Le groupe essaie d’ĂŞtre l’Ă©talon-or de l’autodĂ©fense des synagogues – un objectif devenu encore plus pertinent après le massacre de dimanche dans une Ă©glise du Texas qui a fait au moins 26 morts. La police dit qu’un homme de 26 ans, Devin Patrick Kelley, a ouvert le feu avec une arme d’assaut de style militaire avant d’ĂŞtre tuĂ© par un voisin et de mourir de ses blessures.

«Si la communautĂ© juive est censĂ©e ĂŞtre un exemple pour le reste du monde, alors nous devrions montrer aux autres communautĂ©s comment s’organiser et comment aider les forces de l’ordre Ă  nous aider», Jason Friedman, Community Security Directeur exĂ©cutif de Service, a dĂ©clarĂ© JTA.

CSS se concentre sur la formation des membres de la communauté pour repérer les comportements suspects et ainsi éviter les attaques potentielles.

«Notre objectif principal est d’obtenir des volontaires de la formation des synagogues Ă  la connaissance de la situation et Ă  la thĂ©orie de base de la sĂ©curitĂ©. Cela signifie comment assurer la sĂ©curitĂ© dans leur synagogue, oĂą se tenir, quoi chercher, comment communiquer».
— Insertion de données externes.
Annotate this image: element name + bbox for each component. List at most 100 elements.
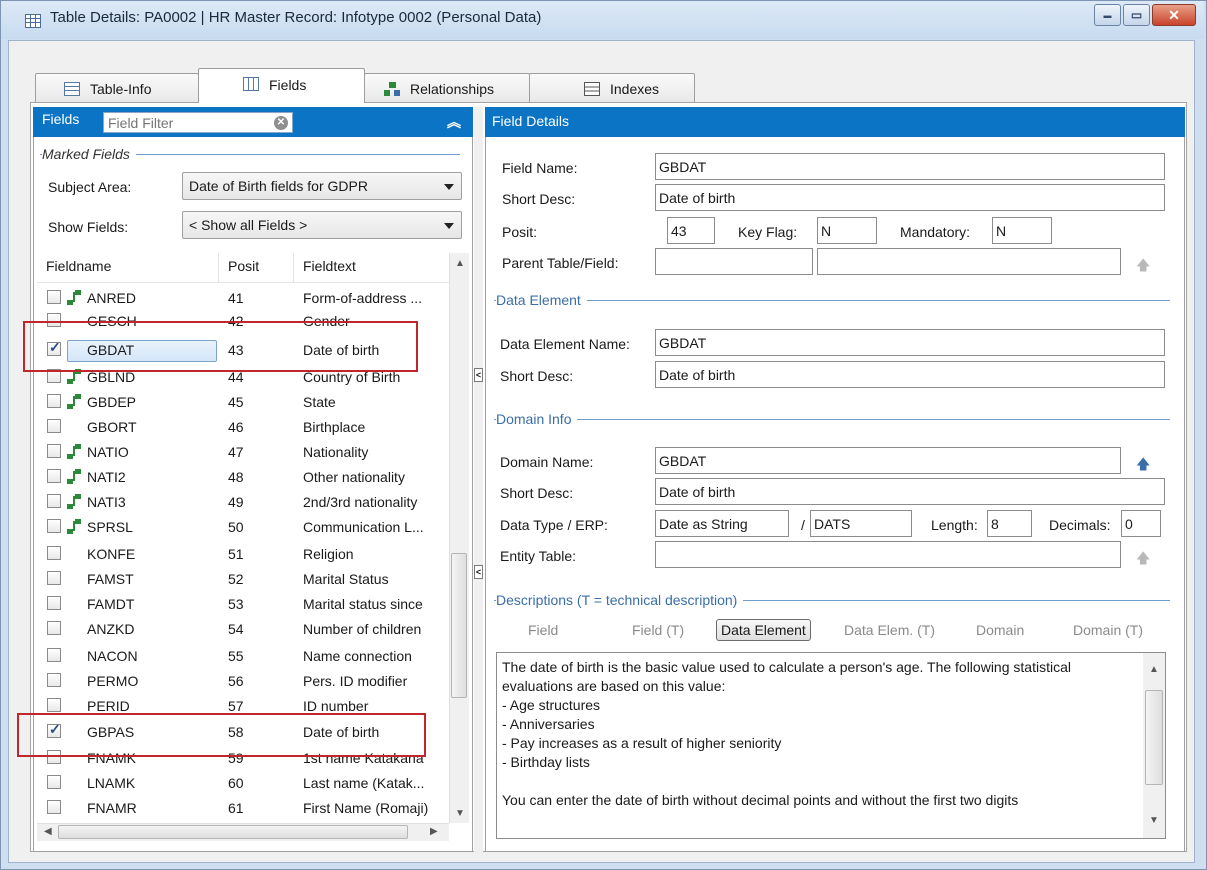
row-checkbox[interactable] bbox=[47, 394, 61, 408]
splitter[interactable] bbox=[474, 107, 483, 852]
table-row[interactable]: SPRSL 50 Communication L... bbox=[37, 517, 449, 539]
table-row[interactable]: ANZKD 54 Number of children bbox=[37, 619, 449, 641]
scroll-up-icon[interactable]: ▲ bbox=[1149, 664, 1159, 675]
desc-tab-field-technical[interactable]: Field (T) bbox=[632, 622, 684, 638]
row-checkbox[interactable] bbox=[47, 673, 61, 687]
data-element-group-label: Data Element bbox=[496, 292, 587, 308]
posit-field[interactable]: 43 bbox=[667, 217, 715, 244]
splitter-left-icon[interactable]: < bbox=[474, 368, 483, 382]
table-row[interactable]: FNAMR 61 First Name (Romaji) bbox=[37, 798, 449, 820]
length-field[interactable]: 8 bbox=[987, 510, 1032, 537]
desc-tab-data-element[interactable]: Data Element bbox=[716, 619, 811, 641]
row-fieldtext: Number of children bbox=[303, 621, 422, 637]
close-button[interactable]: ✕ bbox=[1152, 4, 1196, 26]
parent-table-field[interactable] bbox=[655, 248, 813, 275]
data-type-field[interactable]: Date as String bbox=[655, 510, 789, 537]
maximize-button[interactable]: ▭ bbox=[1123, 4, 1150, 26]
row-checkbox[interactable] bbox=[47, 571, 61, 585]
row-checkbox[interactable] bbox=[47, 469, 61, 483]
domain-short-desc-field[interactable]: Date of birth bbox=[655, 478, 1165, 505]
row-posit: 52 bbox=[228, 571, 244, 587]
table-row[interactable]: NATI2 48 Other nationality bbox=[37, 467, 449, 489]
show-fields-select[interactable]: < Show all Fields > bbox=[182, 211, 462, 239]
row-checkbox[interactable] bbox=[47, 648, 61, 662]
de-short-desc-field[interactable]: Date of birth bbox=[655, 361, 1165, 388]
row-checkbox[interactable] bbox=[47, 494, 61, 508]
parent-field-field[interactable] bbox=[817, 248, 1121, 275]
table-row[interactable]: FAMDT 53 Marital status since bbox=[37, 594, 449, 616]
table-row[interactable]: GBORT 46 Birthplace bbox=[37, 417, 449, 439]
minimize-button[interactable]: ▬ bbox=[1094, 4, 1121, 26]
field-filter-input[interactable] bbox=[103, 112, 293, 133]
clear-filter-icon[interactable]: ✕ bbox=[274, 116, 288, 130]
column-header-fieldname[interactable]: Fieldname bbox=[46, 258, 111, 274]
data-element-name-field[interactable]: GBDAT bbox=[655, 329, 1165, 356]
scroll-down-icon[interactable]: ▼ bbox=[1149, 815, 1159, 826]
row-posit: 55 bbox=[228, 648, 244, 664]
row-checkbox[interactable] bbox=[47, 800, 61, 814]
domain-name-field[interactable]: GBDAT bbox=[655, 447, 1121, 474]
decimals-field[interactable]: 0 bbox=[1121, 510, 1161, 537]
table-row[interactable]: NACON 55 Name connection bbox=[37, 646, 449, 668]
column-header-posit[interactable]: Posit bbox=[228, 258, 259, 274]
row-checkbox[interactable] bbox=[47, 775, 61, 789]
navigate-up-icon[interactable]: 🡅 bbox=[1136, 548, 1150, 566]
row-posit: 60 bbox=[228, 775, 244, 791]
field-name-field[interactable]: GBDAT bbox=[655, 153, 1165, 180]
tab-indexes[interactable]: Indexes bbox=[529, 73, 695, 103]
tab-fields[interactable]: Fields bbox=[198, 68, 365, 103]
short-desc-field[interactable]: Date of birth bbox=[655, 184, 1165, 211]
tab-relationships[interactable]: Relationships bbox=[364, 73, 530, 103]
table-row[interactable]: NATIO 47 Nationality bbox=[37, 442, 449, 464]
table-row[interactable]: PERMO 56 Pers. ID modifier bbox=[37, 671, 449, 693]
row-checkbox[interactable] bbox=[47, 419, 61, 433]
table-row[interactable]: FAMST 52 Marital Status bbox=[37, 569, 449, 591]
foreign-key-icon bbox=[67, 394, 81, 410]
scroll-left-icon[interactable]: ◀ bbox=[44, 826, 52, 837]
column-header-fieldtext[interactable]: Fieldtext bbox=[303, 258, 356, 274]
table-row[interactable]: GBDEP 45 State bbox=[37, 392, 449, 414]
row-checkbox[interactable] bbox=[47, 444, 61, 458]
table-row[interactable]: LNAMK 60 Last name (Katak... bbox=[37, 773, 449, 795]
collapse-up-icon[interactable]: ︽ bbox=[447, 112, 461, 132]
desc-tab-domain[interactable]: Domain bbox=[976, 622, 1024, 638]
scroll-up-icon[interactable]: ▲ bbox=[455, 258, 465, 269]
column-separator[interactable] bbox=[218, 253, 219, 283]
mandatory-field[interactable]: N bbox=[992, 217, 1052, 244]
field-details-title: Field Details bbox=[492, 113, 570, 129]
vertical-scrollbar[interactable] bbox=[449, 253, 469, 823]
row-checkbox[interactable] bbox=[47, 621, 61, 635]
navigate-up-icon[interactable]: 🡅 bbox=[1136, 255, 1150, 273]
foreign-key-icon bbox=[67, 469, 81, 485]
navigate-up-icon[interactable]: 🡅 bbox=[1136, 454, 1150, 472]
entity-table-field[interactable] bbox=[655, 541, 1121, 568]
desc-tab-data-element-technical[interactable]: Data Elem. (T) bbox=[844, 622, 935, 638]
window-title: Table Details: PA0002 | HR Master Record… bbox=[50, 9, 542, 26]
key-flag-field[interactable]: N bbox=[817, 217, 877, 244]
row-checkbox[interactable] bbox=[47, 596, 61, 610]
desc-tab-field[interactable]: Field bbox=[528, 622, 558, 638]
table-row[interactable]: ANRED 41 Form-of-address ... bbox=[37, 288, 449, 310]
row-checkbox[interactable] bbox=[47, 698, 61, 712]
table-row[interactable]: NATI3 49 2nd/3rd nationality bbox=[37, 492, 449, 514]
scroll-down-icon[interactable]: ▼ bbox=[455, 808, 465, 819]
scroll-right-icon[interactable]: ▶ bbox=[430, 826, 438, 837]
row-checkbox[interactable] bbox=[47, 546, 61, 560]
erp-type-field[interactable]: DATS bbox=[810, 510, 912, 537]
minimize-icon: ▬ bbox=[1103, 10, 1112, 20]
desc-tab-domain-technical[interactable]: Domain (T) bbox=[1073, 622, 1143, 638]
row-checkbox[interactable] bbox=[47, 290, 61, 304]
splitter-left-icon[interactable]: < bbox=[474, 565, 483, 579]
table-icon bbox=[64, 81, 80, 96]
row-checkbox[interactable] bbox=[47, 519, 61, 533]
subject-area-select[interactable]: Date of Birth fields for GDPR bbox=[182, 172, 462, 200]
dropdown-arrow-icon bbox=[444, 184, 454, 190]
tab-table-info[interactable]: Table-Info bbox=[35, 73, 199, 103]
table-row[interactable]: KONFE 51 Religion bbox=[37, 544, 449, 566]
column-separator[interactable] bbox=[293, 253, 294, 283]
vertical-scroll-thumb[interactable] bbox=[451, 553, 467, 698]
posit-label: Posit: bbox=[502, 224, 538, 240]
description-scroll-thumb[interactable] bbox=[1145, 690, 1163, 785]
horizontal-scroll-thumb[interactable] bbox=[58, 825, 408, 839]
foreign-key-icon bbox=[67, 290, 81, 306]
Les volontaires suivent un cours de base qui dure quelques soirées. Ensuite, ils peuvent suivre des cours supplémentaires sur des sujets plus avancés. CSS fournit également une formation de base en self-défense.

CSS a Ă©tĂ© fondĂ©e en 2007 par David Dabscheck, aujourd’hui PDG de l’agence de conseil GIANT Innovation, et Adam Sager, un vĂ©tĂ©ran de l’armĂ©e israĂ©lienne qui dirige aujourd’hui la sociĂ©tĂ© de sĂ©curitĂ© Canary. Ils ont recrutĂ© Friedman, un officier de la marine amĂ©ricaine qui a servi en Afghanistan, en tant que leur premier volontaire. L’annĂ©e dernière, Friedman est devenu le premier directeur exĂ©cutif de CSS, une organisation Ă  but non lucratif qui fonctionne sur les dons et le soutien des fondations.

Friedman dit que les organisations juives ont sous-utilisé cette sécurité.

« Je crois que les membres de la communautĂ© juive n’ont pas Ă©tĂ© suffisamment engagĂ©s en matière de sĂ©curitĂ© juive », a-t-il dit, « et sans leur participation, les initiatives de sĂ©curitĂ© ne sont pas viables ».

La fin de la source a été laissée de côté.